Hi.
I want to know what is the default configured shared memory size per block in GeForce GTX 480…
Also, how can i verify this by code (e.g. by making a function call)?
Thanks :)
Hi.
I want to know what is the default configured shared memory size per block in GeForce GTX 480…
Also, how can i verify this by code (e.g. by making a function call)?
Thanks :)
Hi,
By default, GTX480 along with all compute capability 2.x devices have 48KB of shared memory per SM and 16KB of L1 cache.
You can check this with cudaGetDeviceProperties() and checking cudaDeviceProp::sharedMemPerBlock.
Are you sure that the devices have 48KB per SM by default? Or just 48KB is the maximum size? I have read somewhere in that forum that the devices uses only 16KB of Shared Memory and if i want to switch to 48KB i need to call cudaFuncSetCacheConfig() with cudaFuncCachePreferShared argument… Is this true?
Is this somewhere stated formally by Nvidia?
How can i use cudaDeviceProp::sharedMemPerBlock to read the current values / sizes?
If you compile for sm_2x, the default is 48Kb of shared memory, 16Kb of L1 cache. You can change the setting with cudaFuncSetCacheConfig.
See page 145 of the CUDA C Programming Guide.
Great! Thank you mfatica.
One more thing. I compile my programs with nvcc without using any sm_xx architecture statement. What is the default architecture for my case? Does the defaults above apply to my case?
Also, Gilles_C, please give me a code example of how to use cudaDeviceProp::sharedMemPerBlock to read the current values / sizes if you can (because i programming in C)…

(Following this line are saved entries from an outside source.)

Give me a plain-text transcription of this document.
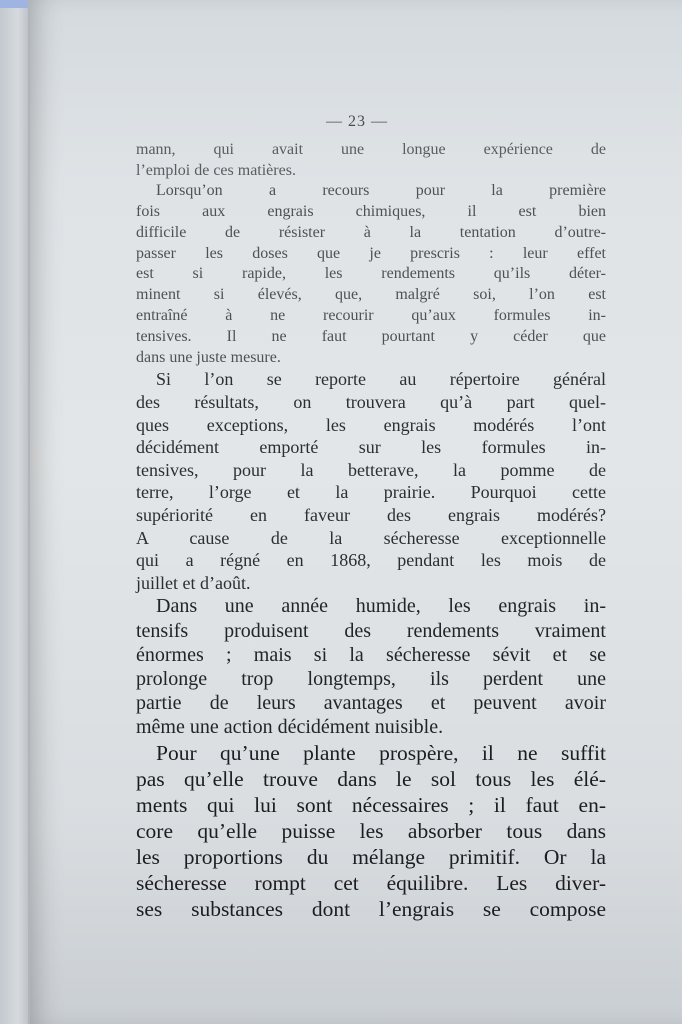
— 23 —
mann, qui avait une longue expérience de
l’emploi de ces matières.
Lorsqu’on a recours pour la première
fois aux engrais chimiques, il est bien
difficile de résister à la tentation d’outre-
passer les doses que je prescris : leur effet
est si rapide, les rendements qu’ils déter-
minent si élevés, que, malgré soi, l’on est
entraîné à ne recourir qu’aux formules in-
tensives. Il ne faut pourtant y céder que
dans une juste mesure.
Si l’on se reporte au répertoire général
des résultats, on trouvera qu’à part quel-
ques exceptions, les engrais modérés l’ont
décidément emporté sur les formules in-
tensives, pour la betterave, la pomme de
terre, l’orge et la prairie. Pourquoi cette
supériorité en faveur des engrais modérés?
A cause de la sécheresse exceptionnelle
qui a régné en 1868, pendant les mois de
juillet et d’août.
Dans une année humide, les engrais in-
tensifs produisent des rendements vraiment
énormes ; mais si la sécheresse sévit et se
prolonge trop longtemps, ils perdent une
partie de leurs avantages et peuvent avoir
même une action décidément nuisible.
Pour qu’une plante prospère, il ne suffit
pas qu’elle trouve dans le sol tous les élé-
ments qui lui sont nécessaires ; il faut en-
core qu’elle puisse les absorber tous dans
les proportions du mélange primitif. Or la
sécheresse rompt cet équilibre. Les diver-
ses substances dont l’engrais se compose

Default compute capability is 1.0 regardless of the machine you are compiling on.
Here you are:
int dev = 0; // to be adjusted or queried according to your needs
cudaDeviceProp props;
cudaGetDeviceProperties(&props, dev);
printf("Amount of shared memory per block is %d bytes\n", props.sharedMemPerBlock);
That’s ok! Thank you very much, all!